10 mars 2009. — Cinq associations (Résistance à l’agression publicitaire, Souriez vous êtes filmés, Big brother awards, Robin des toits et Le Publiphobe) viennent d’assigner la RATP et sa régie publicitaire Métrobus (filiale de Publicis et JCDecaux) devant le juge des référés du Tribunal de grande instance de Paris, pour leur projet d’installation massive d’écrans publicitaires « espions » dans les couloirs du métro parisien. Quatre écrans sont déjà actifs à la station Étoile, et 400 autres sont prévus d’ici à fin juin 2009. Par ailleurs, 800 écrans doivent être installés dans les gares SNCF d’ici à la fin de l’année 2009.
La première audience aura lieu le 1er avril 2009 à 9 heures, devant la chambre des référés du Tribunal de grande instance de Paris, 4 boulevard du Palais, 75001 Paris, métro Cité. Rendez-vous public devant l’entrée du Palais de justice à 8h30.
Des capteurs installés dans les écrans permettent de mesurer le nombre de personnes qui passent, et analysent leurs réactions afin de détecter quel élément de l’image a retenu leur attention. Ces capteurs peuvent aussi donner des informations sur l’âge et le sexe des passants réceptifs à chaque campagne.
La société Majority Report, qui équipe les panneaux avec cette technologie, est elle aussi assignée. Le nom de cette société fait référence au livre et au film Minority Report, dans lesquels le héros se voit interpellé par des écrans publicitaires, capables d’identifier les passants en scannant l’iris de leur œil à distance.
La démonstration du procédé dit « capteur de visage », sur cette vidéo en ligne de la société Quividi (concurrente de Majority Report), parle d’elle-même : http://www.quividi.com/fr/in_action.html
Les 3 sociétés sont poursuivies pour violation de la législation sur la vidéosurveillance, ici utilisée à des fins purement mercantiles. De plus, les associations dénoncent la mise en place probablement illégale de dispositifs d’analyse de données biométriques, installés sans aucune concertation, et à l’insu total des usagers et du personnel de la RATP.

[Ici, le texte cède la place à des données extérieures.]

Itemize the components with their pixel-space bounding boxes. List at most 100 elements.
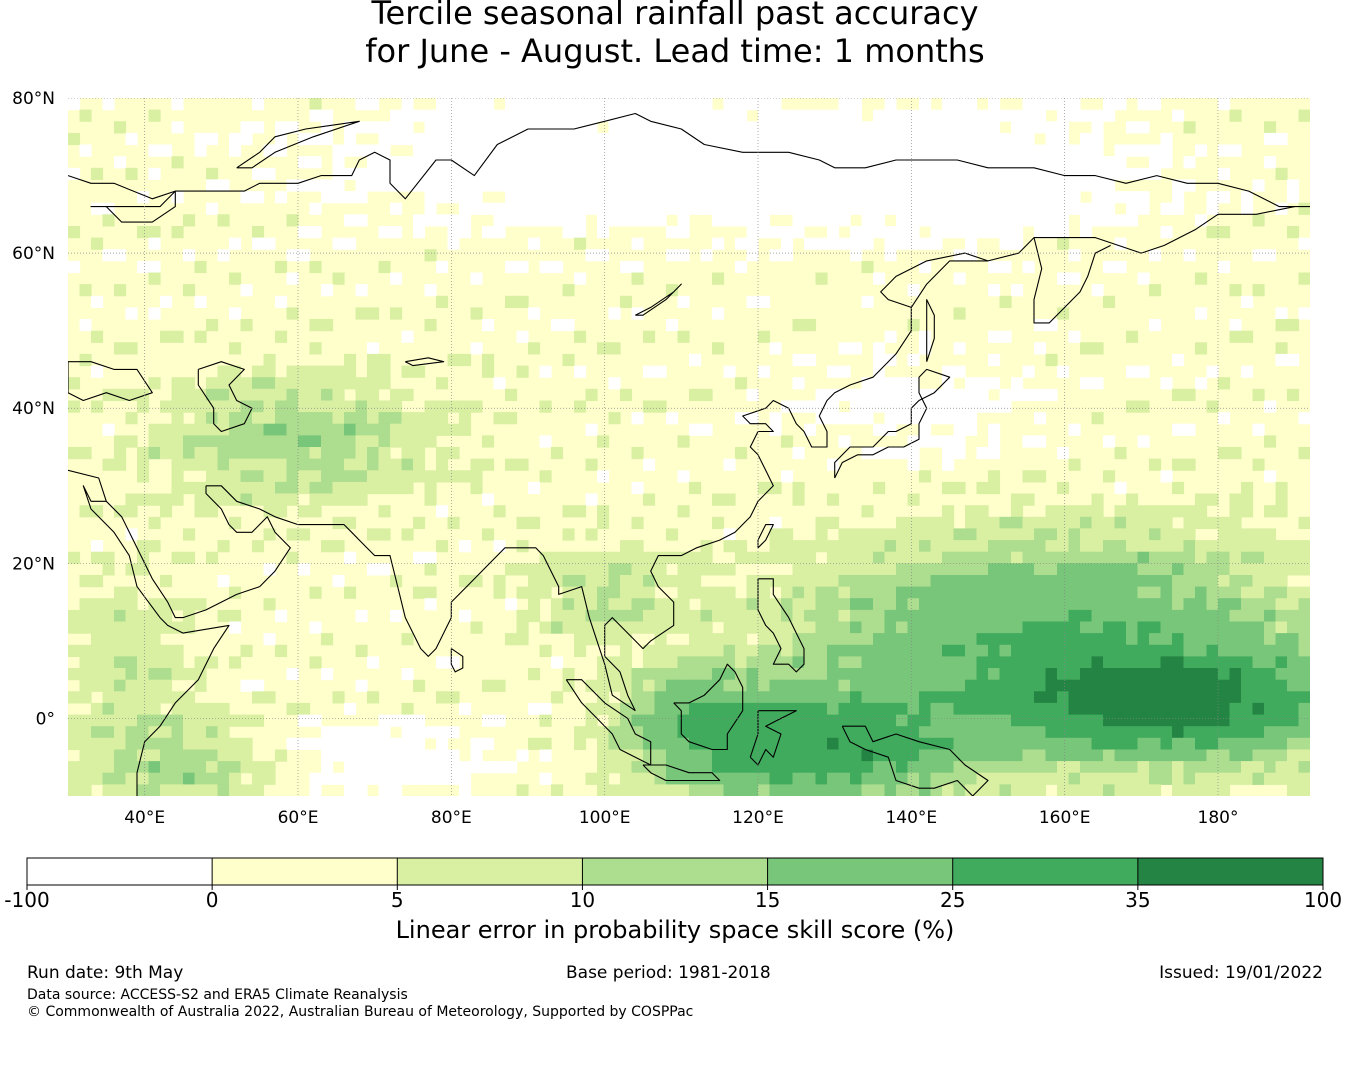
skill-cell xyxy=(286,481,299,495)
skill-cell xyxy=(746,702,759,716)
skill-cell xyxy=(712,644,725,657)
skill-cell xyxy=(919,260,932,274)
skill-cell xyxy=(1126,167,1139,180)
skill-cell xyxy=(712,237,725,250)
skill-cell xyxy=(516,109,529,122)
skill-cell xyxy=(1045,563,1058,576)
skill-cell xyxy=(700,388,713,401)
skill-cell xyxy=(608,179,621,192)
skill-cell xyxy=(815,656,828,669)
skill-cell xyxy=(873,121,886,134)
skill-cell xyxy=(470,761,483,774)
skill-cell xyxy=(930,179,943,192)
skill-cell xyxy=(298,156,311,169)
skill-cell xyxy=(1091,551,1104,564)
skill-cell xyxy=(850,342,863,355)
skill-cell xyxy=(1229,737,1242,750)
skill-cell xyxy=(1298,772,1310,785)
skill-cell xyxy=(1057,307,1070,320)
skill-cell xyxy=(850,249,863,262)
skill-cell xyxy=(551,167,564,180)
skill-cell xyxy=(1103,633,1116,646)
skill-cell xyxy=(91,644,104,657)
skill-cell xyxy=(884,749,897,762)
skill-cell xyxy=(493,377,506,390)
skill-cell xyxy=(114,435,127,448)
skill-cell xyxy=(838,98,851,111)
skill-cell xyxy=(700,156,713,169)
skill-cell xyxy=(838,621,851,634)
skill-cell xyxy=(1160,516,1173,529)
skill-cell xyxy=(378,772,391,785)
skill-cell xyxy=(321,400,334,413)
skill-cell xyxy=(620,144,633,157)
skill-cell xyxy=(953,98,966,111)
skill-cell xyxy=(1183,749,1196,762)
skill-cell xyxy=(930,412,943,425)
skill-cell xyxy=(551,202,564,215)
skill-cell xyxy=(815,586,828,599)
skill-cell xyxy=(229,132,242,146)
skill-cell xyxy=(528,121,541,134)
skill-cell xyxy=(160,714,173,727)
skill-cell xyxy=(171,330,184,343)
skill-cell xyxy=(1034,167,1047,180)
skill-cell xyxy=(1011,668,1024,681)
skill-cell xyxy=(850,784,863,796)
skill-cell xyxy=(608,132,621,146)
skill-cell xyxy=(781,237,794,250)
skill-cell xyxy=(677,726,690,739)
skill-cell xyxy=(620,784,633,796)
skill-cell xyxy=(608,633,621,646)
skill-cell xyxy=(263,435,276,448)
skill-cell xyxy=(1229,761,1242,774)
skill-cell xyxy=(965,737,978,750)
skill-cell xyxy=(597,586,610,599)
skill-cell xyxy=(792,202,805,215)
skill-cell xyxy=(666,528,679,541)
skill-cell xyxy=(148,621,161,634)
skill-cell xyxy=(539,191,552,204)
skill-cell xyxy=(769,668,782,681)
skill-cell xyxy=(194,702,207,716)
skill-cell xyxy=(194,749,207,762)
skill-cell xyxy=(620,737,633,750)
skill-cell xyxy=(217,470,230,483)
skill-cell xyxy=(838,412,851,425)
skill-cell xyxy=(183,702,196,716)
skill-cell xyxy=(194,714,207,727)
skill-cell xyxy=(689,551,702,564)
skill-cell xyxy=(1091,586,1104,599)
skill-cell xyxy=(505,412,518,425)
skill-cell xyxy=(597,784,610,796)
skill-cell xyxy=(148,109,161,122)
skill-cell xyxy=(1137,551,1150,564)
skill-cell xyxy=(137,260,150,274)
skill-cell xyxy=(746,179,759,192)
skill-cell xyxy=(643,121,656,134)
skill-cell xyxy=(367,458,380,471)
skill-cell xyxy=(631,761,644,774)
skill-cell xyxy=(804,679,817,692)
skill-cell xyxy=(873,691,886,704)
skill-cell xyxy=(91,714,104,727)
skill-cell xyxy=(965,749,978,762)
skill-cell xyxy=(206,481,219,495)
lon-tick-label: 100°E xyxy=(579,808,631,828)
skill-cell xyxy=(884,702,897,716)
skill-cell xyxy=(884,563,897,576)
skill-cell xyxy=(804,191,817,204)
skill-cell xyxy=(919,516,932,529)
skill-cell xyxy=(91,609,104,623)
skill-cell xyxy=(344,551,357,564)
skill-cell xyxy=(562,156,575,169)
skill-cell xyxy=(1011,540,1024,553)
skill-cell xyxy=(769,412,782,425)
skill-cell xyxy=(804,353,817,367)
skill-cell xyxy=(194,761,207,774)
skill-cell xyxy=(1252,749,1265,762)
skill-cell xyxy=(792,377,805,390)
skill-cell xyxy=(332,400,345,413)
skill-cell xyxy=(298,702,311,716)
skill-cell xyxy=(585,586,598,599)
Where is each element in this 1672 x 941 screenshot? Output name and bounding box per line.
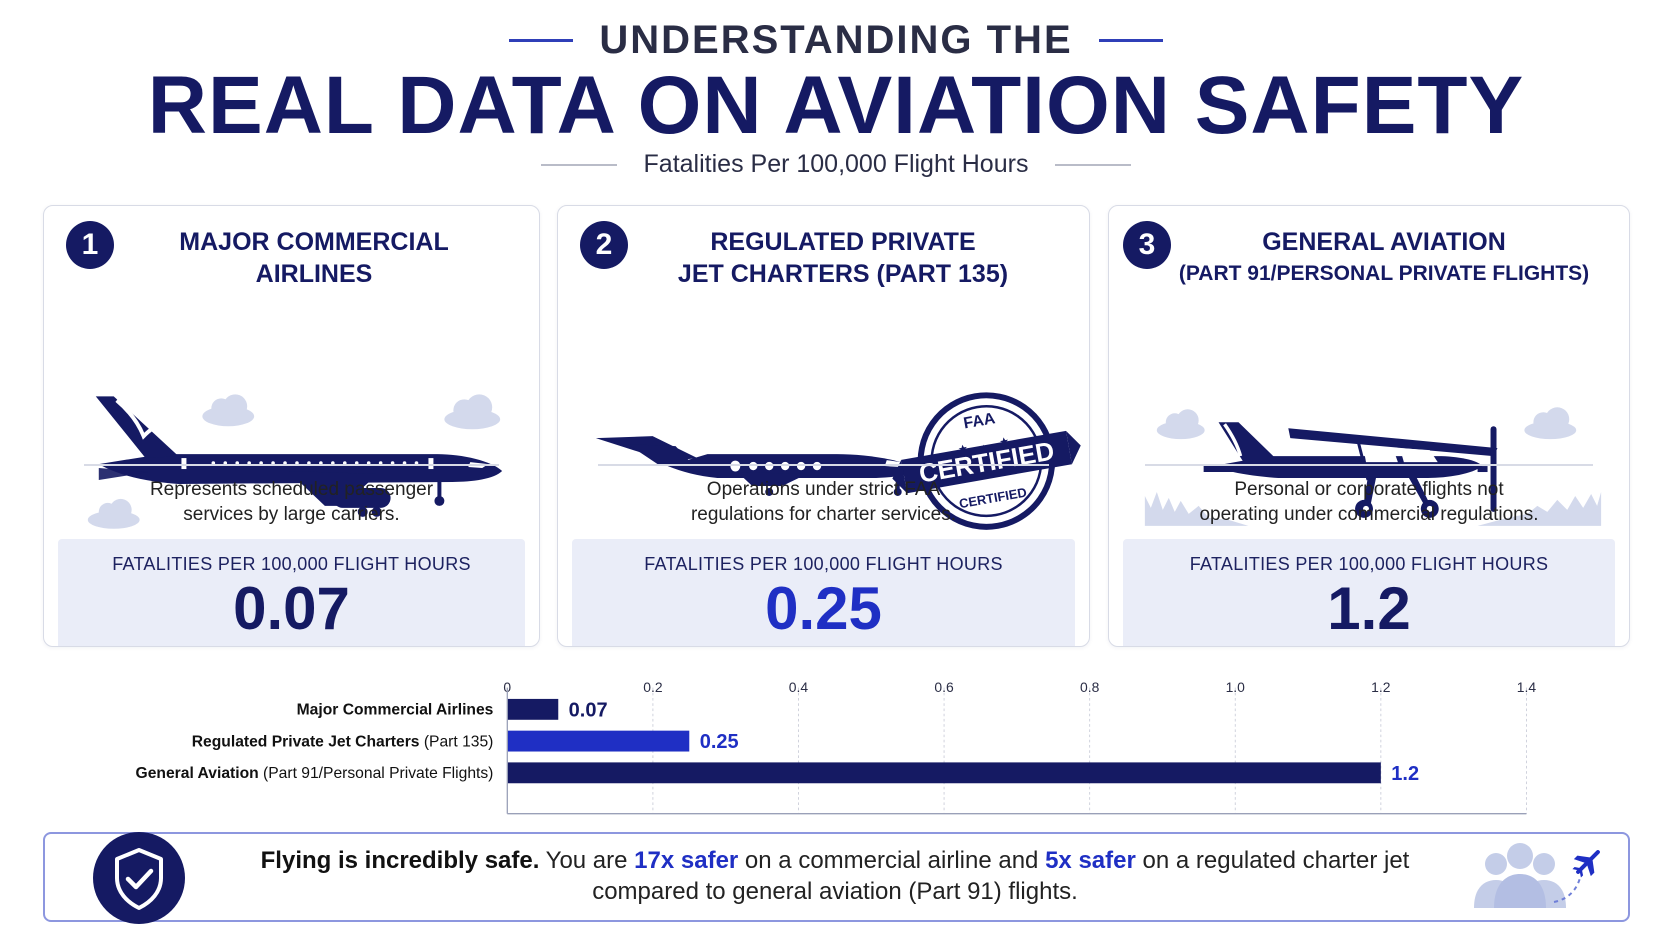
card-title: GENERAL AVIATION (PART 91/PERSONAL PRIVA… [1149,226,1619,290]
chart-gridlines [652,687,1527,814]
page-title: REAL DATA ON AVIATION SAFETY [147,60,1525,151]
metric-value: 0.07 [233,575,350,642]
card-divider [1145,464,1593,466]
value-label: 1.2 [1391,763,1419,785]
metric-panel: FATALITIES PER 100,000 FLIGHT HOURS 1.2 [1123,539,1615,646]
card-description-line2: regulations for charter services. [690,504,957,525]
bar [507,762,1381,784]
card-private-jet-charters: 2 REGULATED PRIVATE JET CHARTERS (PART 1… [557,205,1090,647]
subtitle-row: Fatalities Per 100,000 Flight Hours [0,150,1672,179]
chart-bars [507,698,1381,784]
card-title: REGULATED PRIVATE JET CHARTERS (PART 135… [628,226,1058,290]
summary-text-2: on a commercial airline and [738,847,1046,874]
private-jet-icon: FAA CERTIFIED CERTIFIED [595,392,1081,530]
card-description-line1: Operations under strict FAA [706,479,941,500]
tick-label: 1.2 [1371,679,1391,695]
page-subtitle: Fatalities Per 100,000 Flight Hours [643,150,1029,178]
card-description: Personal or corporate flights not operat… [1109,477,1629,527]
header-kicker-row: UNDERSTANDING THE [0,18,1672,63]
header-kicker: UNDERSTANDING THE [599,18,1073,62]
summary-text: Flying is incredibly safe. You are 17x s… [215,845,1455,907]
tick-label: 0.2 [643,679,663,695]
card-commercial-airlines: 1 MAJOR COMMERCIAL AIRLINES [43,205,540,647]
kicker-rule-left [508,39,573,42]
bar [507,698,559,720]
landscape-icon [1144,407,1602,526]
card-title-line1: MAJOR COMMERCIAL [179,228,449,256]
summary-line1: Flying is incredibly safe. You are 17x s… [215,845,1455,876]
kicker-rule-right [1099,39,1164,42]
category-label: Regulated Private Jet Charters (Part 135… [192,733,494,750]
stamp-top-text: FAA [962,410,997,432]
highlight-17x: 17x safer [634,847,739,874]
airliner-icon [87,394,503,529]
chart-category-labels: Major Commercial Airlines Regulated Priva… [136,702,494,782]
airplane-icon [1572,850,1600,878]
metric-label: FATALITIES PER 100,000 FLIGHT HOURS [1189,554,1549,574]
card-number-badge: 2 [580,221,628,269]
chart-value-labels: 0.07 0.25 1.2 [569,699,1419,784]
card-title: MAJOR COMMERCIAL AIRLINES [104,226,524,290]
metric-label: FATALITIES PER 100,000 FLIGHT HOURS [644,554,1003,574]
propeller-plane-icon [1144,407,1602,526]
fatality-bar-chart: 0 0.2 0.4 0.6 0.8 1.0 1.2 1.4 Major Commercial … [136,679,1536,815]
category-label: Major Commercial Airlines [297,702,494,719]
card-description-line1: Represents scheduled passenger [149,479,434,500]
tick-label: 1.4 [1517,679,1537,695]
metric-label: FATALITIES PER 100,000 FLIGHT HOURS [112,554,471,574]
metric-panel: FATALITIES PER 100,000 FLIGHT HOURS 0.07 [58,539,525,646]
card-description-line2: operating under commercial regulations. [1199,504,1539,525]
card-title-line1: REGULATED PRIVATE [710,228,976,256]
tick-label: 0 [503,679,511,695]
cloud-icon [87,394,501,529]
tick-label: 1.0 [1226,679,1246,695]
summary-text-3: on a regulated charter jet [1135,847,1410,874]
value-label: 0.25 [700,731,739,753]
metric-value: 1.2 [1327,575,1411,642]
metric-value: 0.25 [765,575,882,642]
card-divider [598,464,1049,466]
card-description: Operations under strict FAA regulations … [558,477,1089,527]
card-description: Represents scheduled passenger services … [44,477,539,527]
card-general-aviation: 3 GENERAL AVIATION (PART 91/PERSONAL PRI… [1108,205,1630,647]
category-label: General Aviation (Part 91/Personal Priva… [136,765,494,782]
people-icon [1474,843,1600,908]
metric-panel: FATALITIES PER 100,000 FLIGHT HOURS 0.25 [572,539,1075,646]
summary-line2: compared to general aviation (Part 91) f… [592,878,1078,905]
summary-lead: Flying is incredibly safe. [260,847,540,874]
card-title-line2: AIRLINES [255,260,373,288]
card-title-line1: GENERAL AVIATION [1262,228,1506,256]
card-description-line1: Personal or corporate flights not [1234,479,1504,500]
value-label: 0.07 [569,699,608,721]
subtitle-rule-left [541,163,618,166]
card-number-badge: 3 [1123,221,1171,269]
tick-label: 0.8 [1080,679,1100,695]
shield-check-icon [93,832,185,924]
tick-label: 0.6 [934,679,954,695]
card-description-line2: services by large carriers. [183,504,400,525]
tick-label: 0.4 [789,679,809,695]
card-title-line2: JET CHARTERS (PART 135) [677,260,1009,288]
subtitle-rule-right [1054,163,1131,166]
card-title-line2: (PART 91/PERSONAL PRIVATE FLIGHTS) [1178,262,1590,285]
faa-certified-stamp: FAA CERTIFIED CERTIFIED [892,392,1081,530]
chart-tick-labels: 0 0.2 0.4 0.6 0.8 1.0 1.2 1.4 [503,679,1536,695]
highlight-5x: 5x safer [1045,847,1136,874]
summary-banner: Flying is incredibly safe. You are 17x s… [43,832,1630,924]
card-divider [84,464,499,466]
summary-text-1: You are [539,847,635,874]
card-number-badge: 1 [66,221,114,269]
bar [507,730,690,752]
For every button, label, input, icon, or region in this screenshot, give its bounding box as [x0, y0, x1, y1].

Cerise sur le gâteau : ces écrans sont également équipés de capteurs Bluetooth, capables d’envoyer des messages publicitaires sur les téléphones portables. Métrobus, qui assure que cela dépendra d’une démarche active du passant (qui devra s’approcher du panneau), oublie de préciser qu’elle avait d’abord prévu d’arroser directement les téléphones avec des messages publicitaires, mais que son projet s’était vu retoqué par la CNIL.
Or le Bluetooth, outre son caractère intrusif, est dans le collimateur des experts en santé publique : les dernières études internationales, validées notamment par l’OMS et le Parlement européen, dénoncent les risques sanitaires graves de ces technologies sans fil. Les usagers vont ainsi être soumis à un rayonnement électromagnétique supplémentaire et potentiellement dangereux, notamment pour les personnes électrosensibles (voir pour cela les explications de Robin des toits).
Renversement des rôles
Cinq ans après le retentissant procès « des 62 », au cours duquel la RATP et Métrobus avaient demandé 1 million d’euros de dommages et intérêts à 62 antipublicitaires qui avaient barbouillé des affiches dans le métro, les rôles sont donc aujourd’hui renversés : au tour de la RATP et de Métrobus de se retrouver sur le banc des accusés !
C’en est désormais fini d’une certaine impunité en matière d’agression publicitaire. Ceux qui sont, à l’origine, simplement censés assurer nos déplacements quotidiens, vont devoir rendre des comptes sur leur politique de harcèlement publicitaire, menée à l’encontre des citoyens.
Cette action bénéficie du soutien de personnalités politiques : une question orale a été posée au gouvernement à ce sujet par Martine Billard, députée de Paris, le 18 février dernier ; le conseil de la Mairie du XIè vient d’adopter à l’unanimité un vœu au Maire de Paris demandant la suspension de l’installation des écrans ; le groupe des Verts au conseil de Paris va aussi déposer un vœu dans ce sens, aujourd’hui le 10 mars.
Rappelons enfin que les recettes publicitaires ne représentent qu’environ 1,7 % du budget de la RATP. Une augmentation de 5% du prix du billet suffirait pour faire disparaître toute la publicité du métro parisien, et rendre ainsi celui-ci plus "agréable" à utiliser, comme le reconnaissent Metrobus et la RATP en réponse à nos actions.